Membership in a credit union might depend on belonging to a community or industry. For example, Suffolk Federal, offers membership to anyone who lives, works, worships, attends school or regularly conducts business in Suffolk County as well as immediate family members of current membership. “Our credit union was built 50 years ago to serve our community with the best and most effective financial opportunities available and that commitment continues today. Our sole focus is to provide better banking options and opportunities for our members,” Spencer explained.
Options which make credit unions favorable to do business with include:
- Stronger Interest Rate and Lower Fees: Credit unions offer the same financial products as banks, but they are more economically priced. Credit unions tend to offer lower APRs on mortgages, personal loans, and credit cards. Most people use their local credit union for car purchases because the rate is typically lower than dealer financing and because commercial banks are normally a percentage point or two higher than credit unions.
- No Fees for Standard Services: Credit unions have fewer fees compared to national banks. In fact, most credit unions offer checks, withdrawals, and electronic transactions free of charge. Many also offer checking accounts with no minimum balance and without monthly account servicing charges.
- You Are a Stakeholder in the Credit Union: With traditional banks, the board of directors are focused on making as large a profit as possible. This direction tends to contradict the goals of its customers, who want to enjoy low rates, fees, and the best customer service possible. To provide this level of service, banks must cut into their profits, which they are not inclined to do. Credit unions have more incentive to provide low rates, fees, and stronger customer service.
- Personalized Service and Accessibility: Because credit unions may be local and are more member-centric, they can offer fast and personal service. If a member visits the branch often, that member can develop a working relationship and often receive personalized service from the same person – something large banks have a hard time offering
- Commitment to Members: Because credit unions subscribe to a member-focused philosophy, they are more willing to work with the member even if a member may have a troubled financial past.

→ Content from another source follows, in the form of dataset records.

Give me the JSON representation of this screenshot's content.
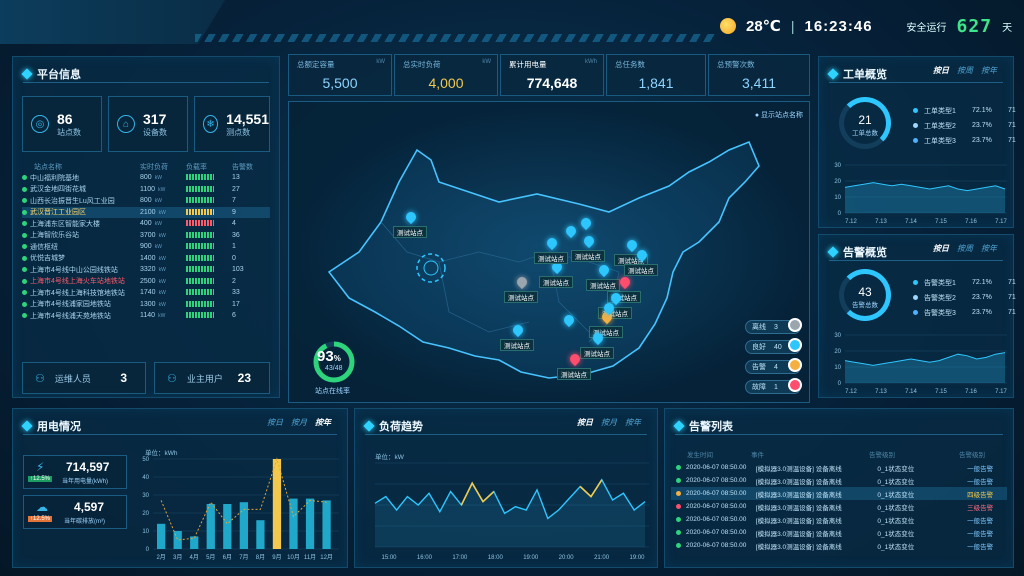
{
  "header": {
    "temp": "28℃",
    "sep": "|",
    "time": "16:23:46",
    "safe_label": "安全运行",
    "safe_days": "627",
    "days_unit": "天"
  },
  "platform": {
    "title": "平台信息",
    "stats": [
      {
        "value": "86",
        "label": "站点数"
      },
      {
        "value": "317",
        "label": "设备数"
      },
      {
        "value": "14,551",
        "label": "测点数"
      }
    ],
    "table_headers": [
      "站点名称",
      "实时负荷",
      "负载率",
      "告警数"
    ],
    "rows": [
      {
        "name": "中山福利院基地",
        "load": "800",
        "unit": "kW",
        "rate_color": "#2ed37b",
        "alarms": "13",
        "hl": false,
        "red": false
      },
      {
        "name": "武汉金地四街花城",
        "load": "1100",
        "unit": "kW",
        "rate_color": "#2ed37b",
        "alarms": "27",
        "hl": false,
        "red": false
      },
      {
        "name": "山西长治振晋生Lu风工业园",
        "load": "800",
        "unit": "kW",
        "rate_color": "#2ed37b",
        "alarms": "7",
        "hl": false,
        "red": false
      },
      {
        "name": "武汉晋江工业园区",
        "load": "2100",
        "unit": "kW",
        "rate_color": "#f2c94c",
        "alarms": "9",
        "hl": true,
        "red": false
      },
      {
        "name": "上海浦东区智能家大楼",
        "load": "400",
        "unit": "kW",
        "rate_color": "#ff5a6a",
        "alarms": "4",
        "hl": false,
        "red": false
      },
      {
        "name": "上海智欣乐谷站",
        "load": "3700",
        "unit": "kW",
        "rate_color": "#2ed37b",
        "alarms": "36",
        "hl": false,
        "red": false
      },
      {
        "name": "通信枢纽",
        "load": "900",
        "unit": "kW",
        "rate_color": "#2ed37b",
        "alarms": "1",
        "hl": false,
        "red": false
      },
      {
        "name": "优悦吉城梦",
        "load": "1400",
        "unit": "kW",
        "rate_color": "#2ed37b",
        "alarms": "0",
        "hl": false,
        "red": false
      },
      {
        "name": "上海市4号线中山公园线铁站",
        "load": "3320",
        "unit": "kW",
        "rate_color": "#2ed37b",
        "alarms": "103",
        "hl": false,
        "red": false
      },
      {
        "name": "上海市4号线上海火车站地铁站",
        "load": "2500",
        "unit": "kW",
        "rate_color": "#2ed37b",
        "alarms": "2",
        "hl": false,
        "red": true
      },
      {
        "name": "上海市4号线上海科技馆地铁站",
        "load": "1740",
        "unit": "kW",
        "rate_color": "#2ed37b",
        "alarms": "33",
        "hl": false,
        "red": false
      },
      {
        "name": "上海市4号线浦家园地铁站",
        "load": "1300",
        "unit": "kW",
        "rate_color": "#2ed37b",
        "alarms": "17",
        "hl": false,
        "red": false
      },
      {
        "name": "上海市4号线浦天苑地铁站",
        "load": "1140",
        "unit": "kW",
        "rate_color": "#2ed37b",
        "alarms": "6",
        "hl": false,
        "red": false
      }
    ],
    "ops_label": "运维人员",
    "ops_count": "3",
    "owner_label": "业主用户",
    "owner_count": "23"
  },
  "kpis": [
    {
      "title": "总额定容量",
      "unit": "kW",
      "value": "5,500",
      "color": "#8fd3ff"
    },
    {
      "title": "总实时负荷",
      "unit": "kW",
      "value": "4,000",
      "color": "#f2c94c"
    },
    {
      "title": "累计用电量",
      "unit": "kWh",
      "value": "774,648",
      "color": "#ffffff"
    },
    {
      "title": "总任务数",
      "unit": "",
      "value": "1,841",
      "color": "#8fd3ff"
    },
    {
      "title": "总预警次数",
      "unit": "",
      "value": "3,411",
      "color": "#8fd3ff"
    }
  ],
  "map": {
    "show_names": "显示站点名称",
    "station_label": "测试站点",
    "online_pct": "93",
    "pct_sign": "%",
    "online_ratio": "43/48",
    "online_label": "站点在线率",
    "legend": [
      {
        "label": "离线",
        "count": "3",
        "color": "#9aa5ae"
      },
      {
        "label": "良好",
        "count": "40",
        "color": "#2ec6ff"
      },
      {
        "label": "告警",
        "count": "4",
        "color": "#f5b041"
      },
      {
        "label": "故障",
        "count": "1",
        "color": "#ff4d6d"
      }
    ]
  },
  "workorder": {
    "title": "工单概览",
    "tabs": [
      "按日",
      "按周",
      "按年"
    ],
    "active_tab": 0,
    "total": "21",
    "total_label": "工单总数",
    "items": [
      {
        "label": "工单类型1",
        "pct": "72.1%",
        "count": "71",
        "color": "#2ec6ff"
      },
      {
        "label": "工单类型2",
        "pct": "23.7%",
        "count": "71",
        "color": "#9fd6ff"
      },
      {
        "label": "工单类型3",
        "pct": "23.7%",
        "count": "71",
        "color": "#4fb0ff"
      }
    ],
    "chart_y": [
      "30",
      "20",
      "10",
      "0"
    ],
    "chart_x": [
      "7.12",
      "7.13",
      "7.14",
      "7.15",
      "7.16",
      "7.17"
    ]
  },
  "alarm_overview": {
    "title": "告警概览",
    "tabs": [
      "按日",
      "按周",
      "按年"
    ],
    "active_tab": 0,
    "total": "43",
    "total_label": "告警总数",
    "items": [
      {
        "label": "告警类型1",
        "pct": "72.1%",
        "count": "71",
        "color": "#2ec6ff"
      },
      {
        "label": "告警类型2",
        "pct": "23.7%",
        "count": "71",
        "color": "#9fd6ff"
      },
      {
        "label": "告警类型3",
        "pct": "23.7%",
        "count": "71",
        "color": "#4fb0ff"
      }
    ],
    "chart_y": [
      "30",
      "20",
      "10",
      "0"
    ],
    "chart_x": [
      "7.12",
      "7.13",
      "7.14",
      "7.15",
      "7.16",
      "7.17"
    ]
  },
  "usage": {
    "title": "用电情况",
    "tabs": [
      "按日",
      "按月",
      "按年"
    ],
    "active_tab": 2,
    "box1_value": "714,597",
    "box1_badge": "↑12.5%",
    "box1_label": "当年用电量(kWh)",
    "box2_value": "4,597",
    "box2_badge": "↑12.5%",
    "box2_label": "当年碳排放(m³)",
    "unit_label": "单位：kWh"
  },
  "chart_data": [
    {
      "type": "bar",
      "title": "",
      "ylabel": "单位：kWh",
      "ylim": [
        0,
        50
      ],
      "yticks": [
        0,
        10,
        20,
        30,
        40,
        50
      ],
      "categories": [
        "2月",
        "3月",
        "4月",
        "5月",
        "6月",
        "7月",
        "8月",
        "9月",
        "10月",
        "11月",
        "12月"
      ],
      "series": [
        {
          "name": "",
          "values": [
            14,
            10,
            7,
            25,
            25,
            26,
            16,
            50,
            28,
            28,
            27
          ],
          "highlight_index": 7
        },
        {
          "name": "",
          "values": [
            27,
            5,
            6,
            26,
            14,
            22,
            22,
            50,
            18,
            27,
            26
          ]
        }
      ]
    },
    {
      "type": "line",
      "title": "负荷趋势",
      "ylabel": "单位：kW",
      "ylim": [
        0,
        50
      ],
      "yticks": [
        0,
        10,
        20,
        30,
        40,
        50
      ],
      "x": [
        "15:00",
        "16:00",
        "17:00",
        "18:00",
        "19:00",
        "20:00",
        "21:00",
        "19:00"
      ],
      "series": [
        {
          "name": "",
          "values": [
            26,
            30,
            22,
            30,
            25,
            32,
            21,
            33,
            25,
            38,
            27,
            33,
            20,
            24,
            22,
            34,
            17,
            22,
            29,
            36,
            30,
            40,
            28,
            32,
            22,
            27
          ]
        }
      ]
    }
  ],
  "load_trend": {
    "title": "负荷趋势",
    "tabs": [
      "按日",
      "按月",
      "按年"
    ],
    "active_tab": 0,
    "unit_label": "单位：kW"
  },
  "alarm_list": {
    "title": "告警列表",
    "headers": [
      "发生时间",
      "事件",
      "告警级别",
      "",
      "告警级别"
    ],
    "rows": [
      {
        "time": "2020-06-07 08:50.00",
        "event": "[模拟器3.0测温设备] 设备离线",
        "type": "0_1状态变位",
        "level": "一般告警",
        "dot": "#2ed37b",
        "level_color": "#7ec9ff",
        "hl": false
      },
      {
        "time": "2020-06-07 08:50.00",
        "event": "[模拟器3.0测温设备] 设备离线",
        "type": "0_1状态变位",
        "level": "一般告警",
        "dot": "#2ed37b",
        "level_color": "#7ec9ff",
        "hl": false
      },
      {
        "time": "2020-06-07 08:50.00",
        "event": "[模拟器3.0测温设备] 设备离线",
        "type": "0_1状态变位",
        "level": "四级告警",
        "dot": "#f5b041",
        "level_color": "#f2c94c",
        "hl": true
      },
      {
        "time": "2020-06-07 08:50.00",
        "event": "[模拟器3.0测温设备] 设备离线",
        "type": "0_1状态变位",
        "level": "三级告警",
        "dot": "#ff4d6d",
        "level_color": "#ff6b7f",
        "hl": false
      },
      {
        "time": "2020-06-07 08:50.00",
        "event": "[模拟器3.0测温设备] 设备离线",
        "type": "0_1状态变位",
        "level": "一般告警",
        "dot": "#2ed37b",
        "level_color": "#7ec9ff",
        "hl": false
      },
      {
        "time": "2020-06-07 08:50.00",
        "event": "[模拟器3.0测温设备] 设备离线",
        "type": "0_1状态变位",
        "level": "一般告警",
        "dot": "#2ed37b",
        "level_color": "#7ec9ff",
        "hl": false
      },
      {
        "time": "2020-06-07 08:50.00",
        "event": "[模拟器3.0测温设备] 设备离线",
        "type": "0_1状态变位",
        "level": "一般告警",
        "dot": "#2ed37b",
        "level_color": "#7ec9ff",
        "hl": false
      }
    ]
  }
}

A credit union may also make exceptions for existing members in good standing should any unexpected issues arise with an application for a loan or credit.
- Insurance of Assets: Credit unions are usually insured by the (federal) National Credit Union Administration. This means that a credit union has similar protections that the Federal Deposit Insurance Corporation offers to banks, which includes insurance coverage on deposits to $250,000.
- Financial Education Resources: Credit unions can be a prime resource for financial information and education. Suffolk Federal, for example, offers the community a powerful, innovative resource to bring financial literacy to adult learners with their Financial Empowerment: Online Workshop. This enables individuals of all levels to develop strong financial skillsets to successfully take control and manage their finances in an effective manner.
- Abundance of Resources, Perks and Tools: Credit unions can offer a variety of perks and resources for its members. Suffolk Federal empowers its membership by offering a unique financial counseling service through their strategic partnership with GreenPath, a financial counseling and education organization program. Other advantages include access to such items as innovative app tools, seminars, programs to encourage savings, scholarship opportunities and much more. The credit union is also committed to assisting their members with ongoing issues on a timely basis. For example, responding to the recent concern over identity theft, the credit union began offering members CardLock and CardValet, which place complete debit and credit card control, fraud mitigation and security in members’ hands. When used together with Suffolk Federal’s Digital Wallet, members receive an extra level of security.
Overall, credit unions are structured to ensure they are invested in their membership’s personal and professional financial success. With their commitment to the membership and the abundance of options they offer, it would seem doing business with a credit union makes good financial sense.